"tartışmak için" - Traduction Turc en Arabe

    • للجدال
        
    • لمناقشة
        
    • لنناقش
        
    • للمجادلة
        
    • لتناقش
        
    • للشجار
        
    • لمناقشه
        
    • فى المجادلة
        
    • ليناقشوا
        
    • لمُنَاقَشَة
        
    • لأناقش
        
    ve bu Tartışmak için faydalı bir model değildir, ancak oldukça yaygın ve köklü bir modeldir. TED و هذا النموذج ليس مفيداً كثيراً للجدال لكنه نموذج شائع كثيراً و راسخ للجدال.

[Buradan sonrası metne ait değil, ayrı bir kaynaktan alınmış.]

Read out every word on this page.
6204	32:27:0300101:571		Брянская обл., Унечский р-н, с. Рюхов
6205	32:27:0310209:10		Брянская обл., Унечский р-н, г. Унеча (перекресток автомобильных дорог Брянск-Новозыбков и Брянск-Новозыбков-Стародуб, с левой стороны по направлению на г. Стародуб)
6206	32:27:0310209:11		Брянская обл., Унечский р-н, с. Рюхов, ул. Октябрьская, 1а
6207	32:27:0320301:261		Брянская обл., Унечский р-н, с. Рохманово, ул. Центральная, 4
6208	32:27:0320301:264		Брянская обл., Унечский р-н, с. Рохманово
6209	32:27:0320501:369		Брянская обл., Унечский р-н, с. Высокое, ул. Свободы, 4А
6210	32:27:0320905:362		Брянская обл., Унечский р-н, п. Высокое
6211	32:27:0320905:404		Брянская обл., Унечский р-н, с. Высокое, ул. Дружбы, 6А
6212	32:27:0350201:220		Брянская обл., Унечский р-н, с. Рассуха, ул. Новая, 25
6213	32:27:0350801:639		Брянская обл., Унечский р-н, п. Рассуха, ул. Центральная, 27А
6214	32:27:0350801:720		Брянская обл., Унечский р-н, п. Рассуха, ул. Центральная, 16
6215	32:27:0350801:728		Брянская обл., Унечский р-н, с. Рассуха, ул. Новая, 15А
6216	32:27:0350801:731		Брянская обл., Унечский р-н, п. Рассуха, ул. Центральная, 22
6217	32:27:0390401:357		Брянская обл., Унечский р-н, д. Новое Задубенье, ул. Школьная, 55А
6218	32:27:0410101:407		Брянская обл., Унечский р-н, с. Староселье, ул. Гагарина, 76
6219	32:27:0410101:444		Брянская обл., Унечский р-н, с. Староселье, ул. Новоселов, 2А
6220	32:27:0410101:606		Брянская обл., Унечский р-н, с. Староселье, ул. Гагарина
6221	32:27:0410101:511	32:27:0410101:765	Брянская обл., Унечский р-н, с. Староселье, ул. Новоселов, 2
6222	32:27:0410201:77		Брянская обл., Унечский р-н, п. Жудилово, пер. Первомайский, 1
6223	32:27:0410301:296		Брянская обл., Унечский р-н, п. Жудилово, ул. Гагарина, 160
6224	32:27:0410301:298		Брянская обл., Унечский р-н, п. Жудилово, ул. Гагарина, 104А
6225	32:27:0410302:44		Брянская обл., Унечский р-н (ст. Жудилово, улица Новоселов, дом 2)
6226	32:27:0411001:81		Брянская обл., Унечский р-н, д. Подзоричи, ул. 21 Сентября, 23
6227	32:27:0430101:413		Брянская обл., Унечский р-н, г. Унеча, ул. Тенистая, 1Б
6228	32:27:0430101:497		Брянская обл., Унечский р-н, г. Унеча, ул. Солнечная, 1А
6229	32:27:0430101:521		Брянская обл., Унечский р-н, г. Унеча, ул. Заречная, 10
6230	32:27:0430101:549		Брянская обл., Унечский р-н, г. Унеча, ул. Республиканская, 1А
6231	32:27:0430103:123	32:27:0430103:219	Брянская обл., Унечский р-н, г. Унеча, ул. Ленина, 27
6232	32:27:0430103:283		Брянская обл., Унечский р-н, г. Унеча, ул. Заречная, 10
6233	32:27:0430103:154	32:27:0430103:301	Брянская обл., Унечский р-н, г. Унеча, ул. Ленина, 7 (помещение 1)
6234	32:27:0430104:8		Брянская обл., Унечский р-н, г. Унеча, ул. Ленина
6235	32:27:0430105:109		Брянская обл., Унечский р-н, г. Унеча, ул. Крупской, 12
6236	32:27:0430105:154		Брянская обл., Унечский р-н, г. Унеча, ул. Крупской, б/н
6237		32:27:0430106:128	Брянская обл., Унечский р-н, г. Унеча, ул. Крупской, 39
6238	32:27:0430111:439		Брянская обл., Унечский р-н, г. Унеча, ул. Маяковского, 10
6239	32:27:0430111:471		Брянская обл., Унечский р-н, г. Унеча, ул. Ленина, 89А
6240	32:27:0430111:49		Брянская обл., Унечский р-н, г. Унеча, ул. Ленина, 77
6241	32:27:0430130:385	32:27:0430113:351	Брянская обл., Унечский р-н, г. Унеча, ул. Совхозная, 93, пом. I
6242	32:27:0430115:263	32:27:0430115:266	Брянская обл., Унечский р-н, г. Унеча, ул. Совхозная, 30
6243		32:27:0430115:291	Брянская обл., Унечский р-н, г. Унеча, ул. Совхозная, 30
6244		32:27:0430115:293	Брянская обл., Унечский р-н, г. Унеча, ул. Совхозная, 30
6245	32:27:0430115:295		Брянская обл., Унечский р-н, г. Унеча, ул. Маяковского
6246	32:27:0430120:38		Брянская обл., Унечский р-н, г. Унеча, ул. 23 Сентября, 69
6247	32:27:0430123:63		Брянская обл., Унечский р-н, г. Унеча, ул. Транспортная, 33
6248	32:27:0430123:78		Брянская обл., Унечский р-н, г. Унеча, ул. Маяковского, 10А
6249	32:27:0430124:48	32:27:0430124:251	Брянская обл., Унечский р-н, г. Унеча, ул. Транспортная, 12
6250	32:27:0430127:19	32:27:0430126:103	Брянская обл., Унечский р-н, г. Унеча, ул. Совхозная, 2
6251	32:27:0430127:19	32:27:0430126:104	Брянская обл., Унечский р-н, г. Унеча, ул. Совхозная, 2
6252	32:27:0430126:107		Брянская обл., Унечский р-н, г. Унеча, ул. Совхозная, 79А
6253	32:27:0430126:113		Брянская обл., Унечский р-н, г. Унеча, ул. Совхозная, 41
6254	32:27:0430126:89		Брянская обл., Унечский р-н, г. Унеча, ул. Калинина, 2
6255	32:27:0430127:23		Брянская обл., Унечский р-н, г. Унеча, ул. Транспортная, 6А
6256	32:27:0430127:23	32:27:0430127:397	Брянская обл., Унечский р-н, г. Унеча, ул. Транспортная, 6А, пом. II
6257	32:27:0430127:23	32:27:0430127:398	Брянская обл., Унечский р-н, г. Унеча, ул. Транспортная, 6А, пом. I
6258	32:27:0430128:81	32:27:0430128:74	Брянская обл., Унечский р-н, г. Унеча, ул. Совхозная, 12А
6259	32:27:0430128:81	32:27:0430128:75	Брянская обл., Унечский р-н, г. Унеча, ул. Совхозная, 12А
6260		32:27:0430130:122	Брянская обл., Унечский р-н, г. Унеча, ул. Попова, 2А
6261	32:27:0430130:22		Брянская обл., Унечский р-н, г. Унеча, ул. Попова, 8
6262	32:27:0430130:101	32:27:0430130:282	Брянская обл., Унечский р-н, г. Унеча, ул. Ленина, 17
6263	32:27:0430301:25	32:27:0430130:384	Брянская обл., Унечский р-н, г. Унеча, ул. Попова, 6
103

    Temizleyeceğim 12 oda daha var. Tartışmak için vaktim yok. Open Subtitles لديّ 12 غرفة لأرتّبها ليس لديّ وقت للجدال
    Şimdide komşular annenle babanı Tartışmak için buraya gelmek istiyorlar. Open Subtitles والآن الجيران يريدون المجىء الى هنا الليلة لمناقشة أمر والديك
    Dur, anne. Buraya Tartışmak için geldiğini söylemiştin. Open Subtitles مهلاً يا أمي، لقد اعتقدت أنكِ هنا لنناقش الأمر
    Onu ortaya çıkarmak istiyoruz ya. Ama Tartışmak için çok sıcak. Open Subtitles هذا ما سوف نكتشفه , ألآن الجو حار جداً للمجادلة
    Daha önceden acil bir konuyu Tartışmak için müşterimin evine gittiğinizi söylemiştiniz. Open Subtitles بأنك ذهبت إلى منزل موكلي لتناقش امرٌ طارئ
    Gördüğün şey üzerinde Tartışmak için yeterince zamanımız yok değil mi? Open Subtitles لا وقت لدي للشجار لقد رأيتِ ما حدث ، صحيح؟
    Açıkçası, biliyorsun prosedürle ilgili meseleleri seninle Tartışmak için yetkili değilim. Open Subtitles من الواضح .. انته تعرف اننى لست حرا لمناقشه إجرائاتى معك
    - Tartışmak için çok inatçısın. - İnatçı değilim. Sadece gerçekçiyim. Open Subtitles أنت عنيد جداً فى المجادلة لست عنيداً , انا صادق فقط
    Başkaları aceleyle davranamadan diğer tanrılar ne yapacaklarını Tartışmak için birbirlerine döndüler. TED وقبل أن يتهوَّر أحد، اجتمع الآلهة الآخرون ليناقشوا ما يجب فِعلُه.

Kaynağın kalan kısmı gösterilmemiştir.